Beberapa biksuni lainnya semakin tertawa dan serentak berkata, “Yang Mulia Jenderal, mohon sudi memberi jalan.”

Linghu Chong bergelak tawa sambil membusungkan dada, lagaknya angkuh seperti penguasa dunia. Namun mendadak kakinya terpeleset, lalu tubuhnya jatuh tersungkur ke tanah.

Para murid Perguruan Henshan menjerit khawatir bersama-sama, “Awas!” Dua di antaranya lantas memburu maju untuk memegangi lengan Linghu Chong.
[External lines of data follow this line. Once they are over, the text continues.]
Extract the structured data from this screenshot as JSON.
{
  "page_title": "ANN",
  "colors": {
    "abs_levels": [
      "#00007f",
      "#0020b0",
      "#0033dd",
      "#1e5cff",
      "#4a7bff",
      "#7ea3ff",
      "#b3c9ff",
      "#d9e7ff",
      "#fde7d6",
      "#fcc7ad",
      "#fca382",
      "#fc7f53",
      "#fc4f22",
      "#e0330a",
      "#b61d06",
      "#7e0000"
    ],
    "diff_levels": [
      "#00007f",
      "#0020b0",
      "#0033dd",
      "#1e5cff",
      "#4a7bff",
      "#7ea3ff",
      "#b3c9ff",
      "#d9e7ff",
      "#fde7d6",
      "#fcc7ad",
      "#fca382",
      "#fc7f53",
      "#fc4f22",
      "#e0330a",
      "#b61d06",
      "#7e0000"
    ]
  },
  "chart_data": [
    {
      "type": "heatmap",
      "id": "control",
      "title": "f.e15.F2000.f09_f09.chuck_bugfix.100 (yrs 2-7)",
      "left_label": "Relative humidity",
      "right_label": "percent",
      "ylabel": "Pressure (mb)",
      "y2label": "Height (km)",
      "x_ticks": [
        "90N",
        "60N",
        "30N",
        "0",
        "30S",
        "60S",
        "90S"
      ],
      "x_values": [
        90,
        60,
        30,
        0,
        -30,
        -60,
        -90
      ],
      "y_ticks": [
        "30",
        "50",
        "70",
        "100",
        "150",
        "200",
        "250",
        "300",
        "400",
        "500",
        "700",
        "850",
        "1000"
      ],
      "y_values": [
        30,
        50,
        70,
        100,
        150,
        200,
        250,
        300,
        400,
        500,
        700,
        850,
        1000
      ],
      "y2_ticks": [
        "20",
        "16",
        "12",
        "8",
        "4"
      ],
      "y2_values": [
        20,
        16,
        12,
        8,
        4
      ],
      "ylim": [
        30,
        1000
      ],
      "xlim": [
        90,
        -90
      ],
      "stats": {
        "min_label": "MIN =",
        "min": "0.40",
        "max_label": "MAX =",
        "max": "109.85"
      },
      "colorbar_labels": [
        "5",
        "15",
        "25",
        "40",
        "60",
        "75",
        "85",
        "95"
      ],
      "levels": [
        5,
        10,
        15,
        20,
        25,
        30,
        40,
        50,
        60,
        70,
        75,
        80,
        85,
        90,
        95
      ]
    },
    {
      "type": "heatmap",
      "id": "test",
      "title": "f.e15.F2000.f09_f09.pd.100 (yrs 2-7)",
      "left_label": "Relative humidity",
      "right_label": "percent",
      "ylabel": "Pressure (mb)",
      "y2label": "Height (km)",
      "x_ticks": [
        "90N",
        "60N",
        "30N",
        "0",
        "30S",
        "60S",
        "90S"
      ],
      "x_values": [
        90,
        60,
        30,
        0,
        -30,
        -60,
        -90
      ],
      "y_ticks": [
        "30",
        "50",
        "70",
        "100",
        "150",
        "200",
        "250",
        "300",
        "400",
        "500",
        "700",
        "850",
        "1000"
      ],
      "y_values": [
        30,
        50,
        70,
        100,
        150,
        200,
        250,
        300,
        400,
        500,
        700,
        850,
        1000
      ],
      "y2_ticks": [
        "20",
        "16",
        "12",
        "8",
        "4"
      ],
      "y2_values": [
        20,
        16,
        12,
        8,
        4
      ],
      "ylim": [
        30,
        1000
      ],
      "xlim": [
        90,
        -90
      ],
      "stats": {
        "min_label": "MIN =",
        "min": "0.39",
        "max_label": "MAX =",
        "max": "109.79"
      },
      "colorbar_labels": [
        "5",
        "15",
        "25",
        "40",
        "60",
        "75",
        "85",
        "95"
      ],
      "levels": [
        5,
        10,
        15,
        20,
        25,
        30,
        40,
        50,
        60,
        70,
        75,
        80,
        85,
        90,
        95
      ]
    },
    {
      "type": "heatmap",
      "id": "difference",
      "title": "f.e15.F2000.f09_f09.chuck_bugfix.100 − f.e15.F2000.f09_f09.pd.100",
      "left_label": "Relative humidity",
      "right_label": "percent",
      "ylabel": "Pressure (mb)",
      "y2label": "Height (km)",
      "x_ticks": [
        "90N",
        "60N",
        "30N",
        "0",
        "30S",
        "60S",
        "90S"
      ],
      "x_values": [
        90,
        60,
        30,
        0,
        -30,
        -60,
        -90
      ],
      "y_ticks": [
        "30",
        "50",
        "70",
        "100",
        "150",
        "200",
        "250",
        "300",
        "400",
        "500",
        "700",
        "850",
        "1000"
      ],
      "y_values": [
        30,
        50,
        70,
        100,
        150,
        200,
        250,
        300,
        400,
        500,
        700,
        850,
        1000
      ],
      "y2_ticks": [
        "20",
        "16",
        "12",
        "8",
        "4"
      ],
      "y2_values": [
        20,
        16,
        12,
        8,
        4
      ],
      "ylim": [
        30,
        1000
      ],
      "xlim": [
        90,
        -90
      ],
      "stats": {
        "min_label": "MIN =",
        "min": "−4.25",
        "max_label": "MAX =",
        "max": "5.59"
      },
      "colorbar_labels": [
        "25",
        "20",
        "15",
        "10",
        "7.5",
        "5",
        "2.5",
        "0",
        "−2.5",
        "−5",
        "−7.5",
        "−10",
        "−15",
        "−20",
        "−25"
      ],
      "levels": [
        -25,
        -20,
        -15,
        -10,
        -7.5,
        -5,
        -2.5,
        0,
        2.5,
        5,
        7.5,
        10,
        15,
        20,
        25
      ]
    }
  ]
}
Linghu Chong pura-pura terpeleset sekali lagi, setelah itu baru berdiri tegak sambil memaki, “Nenekmu, licin sekali tanah ini. Pembesar setempat benar-benar tak becus bekerja. Jalanan pegunungan seburuk ini tidak pernah diperbaiki.”

Setelah terjatuh dua kali, waktu berdiri lagi badannya pun bersandar pada dinding tebing yang lekuk, sehingga kesempatan ini segera digunakan oleh murid-murid Perguruan Henshan untuk lewat di samping tubuhnya, dan terus berlari ke atas satu per satu.

Seorang murid yang lewat berkata, “Pejabat setempat harusnya mengirim sebuah joli yang diusung delapan orang untuk menandu Yang Mulia Jenderal melewati pegunungan ini. Itu baru benar.”

Seorang yang lain menanggapi, “Benar. Jenderal ini memang lain daripada yang lain. Kalau menunggang kuda bisa-bisa nanti terjatuh dia.”

Linghu Chong pura-pura marah dan berkata, “Omong kosong! Siapa bilang aku tidak bisa naik kuda? Bulan lalu binatang sialan itu kabur gara-gara melihat harimau sehingga aku terjatuh dan lenganku terluka. Tapi itu bukan masalah bagiku.” Ucapannya ini disambut gelak tawa para murid perempuan tersebut.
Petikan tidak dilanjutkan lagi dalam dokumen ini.